ALS, DLC:GW. GW docketed the letter: “Recd May 7th—85.”

1Letter not found.

2For references to GW’s dealings with Rumsey regarding Dennis Ryan’s note, see GW to Alexander Henderson, 20 Dec. 1784, n.1. See also GW’s response to this letter on 5 June.

3On 6 Sept. 1784 GW contracted with Rumsey to build for him at Bath, or Berkeley Springs, in Berkeley County, a two-story house with outbuildings to be completed by 10 July 1785. For GW’s description of the proposed buildings, see Diaries description begins Donald Jackson and Dorothy Twohig, eds. The Diaries of George Washington. 6 vols. Charlottesville, Va., 1976–79. description ends , 4:9–12.

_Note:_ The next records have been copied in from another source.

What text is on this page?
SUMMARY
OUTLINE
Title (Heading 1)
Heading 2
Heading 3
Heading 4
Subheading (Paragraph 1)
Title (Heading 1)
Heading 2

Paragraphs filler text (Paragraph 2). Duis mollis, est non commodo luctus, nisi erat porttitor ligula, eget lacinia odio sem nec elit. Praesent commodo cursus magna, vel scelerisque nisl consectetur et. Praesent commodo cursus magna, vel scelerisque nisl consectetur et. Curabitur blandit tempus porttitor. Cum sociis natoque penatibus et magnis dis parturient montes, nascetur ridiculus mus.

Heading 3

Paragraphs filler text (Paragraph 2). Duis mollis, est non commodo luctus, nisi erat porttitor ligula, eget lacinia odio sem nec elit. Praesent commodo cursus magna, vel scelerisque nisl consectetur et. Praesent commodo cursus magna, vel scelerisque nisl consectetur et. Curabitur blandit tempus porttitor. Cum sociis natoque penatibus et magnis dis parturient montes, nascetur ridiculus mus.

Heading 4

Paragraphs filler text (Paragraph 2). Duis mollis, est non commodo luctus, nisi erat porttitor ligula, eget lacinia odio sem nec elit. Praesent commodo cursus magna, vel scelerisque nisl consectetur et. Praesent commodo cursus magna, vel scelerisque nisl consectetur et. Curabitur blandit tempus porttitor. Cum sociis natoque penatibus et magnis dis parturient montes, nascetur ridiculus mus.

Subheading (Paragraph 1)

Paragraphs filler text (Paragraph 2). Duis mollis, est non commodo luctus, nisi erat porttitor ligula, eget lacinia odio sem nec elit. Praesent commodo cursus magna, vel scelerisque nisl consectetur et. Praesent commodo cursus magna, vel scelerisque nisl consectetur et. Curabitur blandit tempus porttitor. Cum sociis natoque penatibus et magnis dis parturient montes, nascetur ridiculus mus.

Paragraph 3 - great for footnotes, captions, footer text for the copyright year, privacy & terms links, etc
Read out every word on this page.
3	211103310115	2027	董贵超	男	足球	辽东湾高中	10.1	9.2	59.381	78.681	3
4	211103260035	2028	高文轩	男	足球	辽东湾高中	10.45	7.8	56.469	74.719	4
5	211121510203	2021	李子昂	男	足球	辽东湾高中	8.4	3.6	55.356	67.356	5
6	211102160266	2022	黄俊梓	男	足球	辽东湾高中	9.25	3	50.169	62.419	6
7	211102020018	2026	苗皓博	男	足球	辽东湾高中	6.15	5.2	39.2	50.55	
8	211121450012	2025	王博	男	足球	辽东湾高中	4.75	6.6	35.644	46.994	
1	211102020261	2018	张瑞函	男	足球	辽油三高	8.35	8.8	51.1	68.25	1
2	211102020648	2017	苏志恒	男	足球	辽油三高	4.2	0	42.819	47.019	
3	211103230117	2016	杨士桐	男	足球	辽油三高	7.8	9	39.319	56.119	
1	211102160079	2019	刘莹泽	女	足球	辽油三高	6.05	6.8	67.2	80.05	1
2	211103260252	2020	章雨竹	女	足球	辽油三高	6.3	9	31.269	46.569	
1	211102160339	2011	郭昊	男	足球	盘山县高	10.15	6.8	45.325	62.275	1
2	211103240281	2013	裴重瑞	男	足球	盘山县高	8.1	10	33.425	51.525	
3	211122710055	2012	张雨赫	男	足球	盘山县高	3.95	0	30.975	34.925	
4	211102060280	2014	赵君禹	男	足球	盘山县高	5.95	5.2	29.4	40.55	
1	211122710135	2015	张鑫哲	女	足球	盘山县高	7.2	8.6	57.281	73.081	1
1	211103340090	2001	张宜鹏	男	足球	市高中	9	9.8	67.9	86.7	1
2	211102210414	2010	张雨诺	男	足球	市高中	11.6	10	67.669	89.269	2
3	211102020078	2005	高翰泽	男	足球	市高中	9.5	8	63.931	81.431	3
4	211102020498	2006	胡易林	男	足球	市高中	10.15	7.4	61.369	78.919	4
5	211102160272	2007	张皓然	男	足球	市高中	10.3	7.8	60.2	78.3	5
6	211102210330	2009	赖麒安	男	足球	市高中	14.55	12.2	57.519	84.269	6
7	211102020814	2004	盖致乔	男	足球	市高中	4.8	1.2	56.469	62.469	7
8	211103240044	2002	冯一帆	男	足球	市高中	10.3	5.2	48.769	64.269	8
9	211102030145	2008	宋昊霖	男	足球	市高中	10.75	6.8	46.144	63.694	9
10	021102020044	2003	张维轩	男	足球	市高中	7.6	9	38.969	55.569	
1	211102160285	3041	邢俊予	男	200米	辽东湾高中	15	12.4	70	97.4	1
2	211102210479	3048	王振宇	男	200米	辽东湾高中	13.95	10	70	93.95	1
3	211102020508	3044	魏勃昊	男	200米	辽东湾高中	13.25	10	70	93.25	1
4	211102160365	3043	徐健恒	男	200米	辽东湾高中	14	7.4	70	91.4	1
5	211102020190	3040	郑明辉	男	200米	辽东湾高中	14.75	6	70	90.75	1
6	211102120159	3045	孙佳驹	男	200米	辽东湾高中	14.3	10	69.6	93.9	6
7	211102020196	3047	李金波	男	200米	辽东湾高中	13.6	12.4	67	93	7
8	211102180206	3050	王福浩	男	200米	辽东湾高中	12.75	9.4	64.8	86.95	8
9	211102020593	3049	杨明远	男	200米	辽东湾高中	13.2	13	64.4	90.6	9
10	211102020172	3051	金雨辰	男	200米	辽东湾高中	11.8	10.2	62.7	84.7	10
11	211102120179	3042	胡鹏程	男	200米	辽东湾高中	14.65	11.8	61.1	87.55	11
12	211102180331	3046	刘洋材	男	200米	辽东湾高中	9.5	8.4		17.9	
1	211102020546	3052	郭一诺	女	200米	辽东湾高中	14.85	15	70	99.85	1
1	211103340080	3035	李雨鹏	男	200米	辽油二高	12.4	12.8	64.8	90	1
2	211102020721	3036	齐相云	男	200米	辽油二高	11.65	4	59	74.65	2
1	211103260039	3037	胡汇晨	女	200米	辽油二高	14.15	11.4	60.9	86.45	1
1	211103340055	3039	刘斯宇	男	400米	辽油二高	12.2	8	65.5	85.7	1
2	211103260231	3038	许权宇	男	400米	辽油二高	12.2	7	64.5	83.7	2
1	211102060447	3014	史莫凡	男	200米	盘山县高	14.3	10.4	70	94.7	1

4On the same day that Rumsey agreed to build GW’s house, he demonstrated for GW at Bath how his model of a boat would go upstream on its own. See Diaries description begins Donald Jackson and Dorothy Twohig, eds. The Diaries of George Washington. 6 vols. Charlottesville, Va., 1976–79. description ends , 4:9, 12–13, and GW’s certificate to Rumsey, 7 Sept. 1784.

5David Rittenhouse (1732–1796), of Philadelphia, was an astronomer and mathematician. Andrew Ellicott (1754–1820), mathematician and surveyor who in 1784 was one of the Virginia commissioners to complete the Mason and Dixon Line, was in 1785 teaching at the academy in Baltimore. It was he who surveyed the Federal City in 1791–93.